Wibbly-Wobbly Women for a Timey-Wimey Universe

I’ve got another post up at Cyborgology. This one is about the role of women/feminine compositional elements in “irrational” contemporary media formats and neoliberal political economy. It’s also about the season finale of Doctor Who.

Here’s an excerpt:

But the MPDG, though certainly a problem, doesn’t get resolved in either of these ways…because, I think, MPDG is part of a different media ecology. MPDGs, especially as depicted by the Doctor’s companion(s) Clara [Oswin], don’t get married and don’t die because the “illogical” logic of contemporary media forms do not require the assimilation or elimination of femininity. We’ve abandoned the linear teleology of narrative form and tonal harmony for the “wibbly-wobbly/timey-wimey” logic of what Steven Shaviro calls “post-cinematic” media, or the shock-and-awe pastiche of contemporary EDM (Electronic Dance Music). “Wibbly-wobbly/timey-wimey” media are generally organized as modular composites—there is no grand narrative or goal, just interchangeable parts. These parts are juxtaposed to produce maximum sensory/affective impact, usually in the form of “dissonance” (overdriven volume, speed, intensity, etc.). Wibbly-wobbly/timey-wimey upheaval and irrationality is the whole point of the story.

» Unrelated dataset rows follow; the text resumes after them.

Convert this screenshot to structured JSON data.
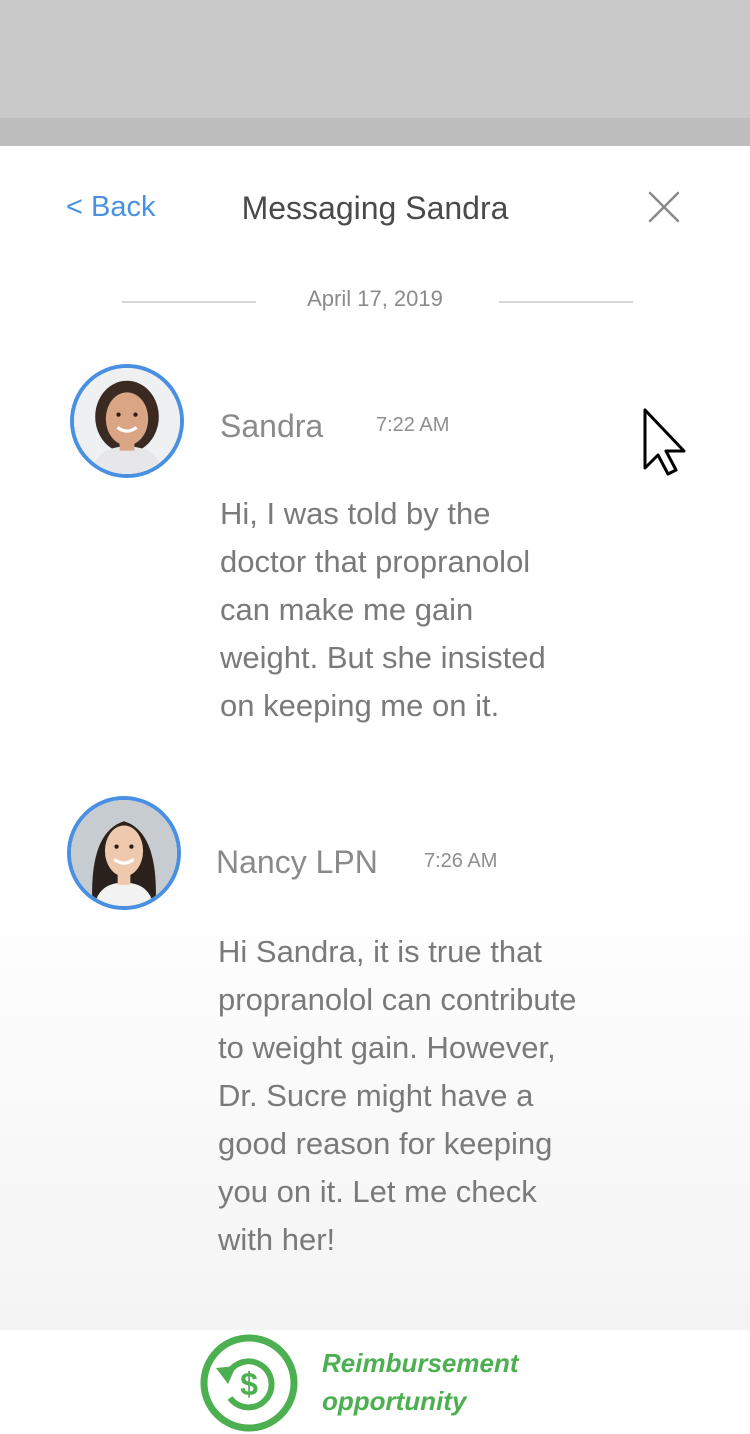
{
  "header": {
    "back_label": "< Back",
    "title": "Messaging Sandra",
    "close_icon": "close-icon"
  },
  "conversation": {
    "date": "April 17, 2019",
    "messages": [
      {
        "sender": "Sandra",
        "time": "7:22 AM",
        "text": "Hi, I was told by the\ndoctor that propranolol\ncan make me gain\nweight. But she insisted\non keeping me on it."
      },
      {
        "sender": "Nancy LPN",
        "time": "7:26 AM",
        "text": "Hi Sandra, it is true that\npropranolol can contribute\nto weight gain. However,\nDr. Sucre might have a\ngood reason for keeping\nyou on it. Let me check\nwith her!"
      }
    ]
  },
  "footer": {
    "label": "Reimbursement\nopportunity",
    "icon": "dollar-refresh-icon"
  },
  "colors": {
    "accent": "#4a90e2",
    "success": "#4caf50",
    "top_overlay": "#c9c9c9"
  }
}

Men/masculinity are still the primary, orienting factor in such stories (and in the universe, real or fictive), even if the stories seem otherwise illogical and even if women’s “irrationality” gets a lot of play. MPDGs make their own noise—they do stuff, that’s why they’re “manic”. In older styles of film/music composition, this mania was corrosive and had to be eliminated. In wibbly-wobbly/timey-wimey contemporary media, this mania is generative of and for patriarchy.

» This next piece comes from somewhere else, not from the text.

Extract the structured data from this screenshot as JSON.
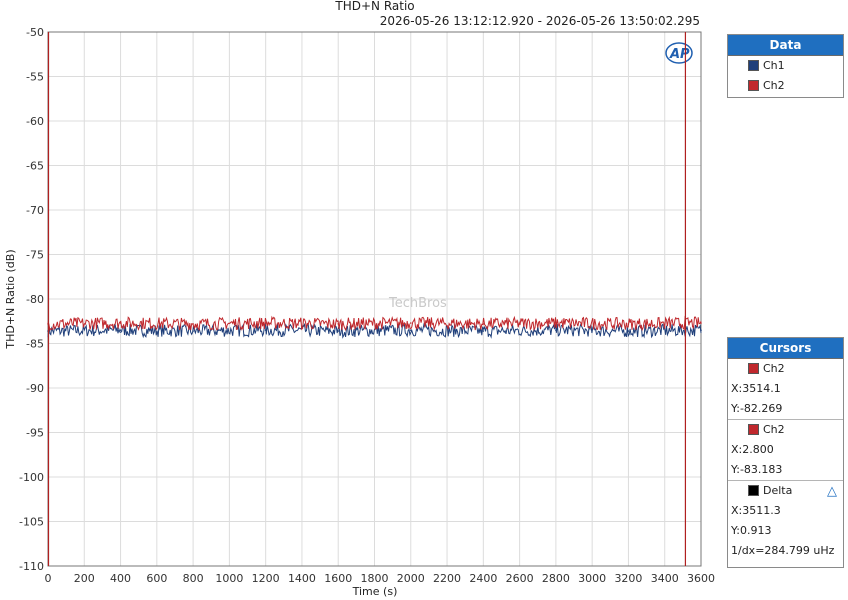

Just think about what happens to Clara in the season finale: to save the Doctor, and thus time, the universe, and everything, Clara jumps into the time vortex. She doesn’t get married off (like River Song, Amy Pond, or even Martha Jones and Rose Tyler), and she doesn’t die. Instead, she goes viral (talk about manic), infecting space-time itself. A version of her inhabits each possible past and future moment. Her self-sacrifice is what maintains the time vortex at an optimal level of wibbly-wobbly/timey-wimey-ness, because it allows her to support the Doctor in every possible and actual moment in space-time.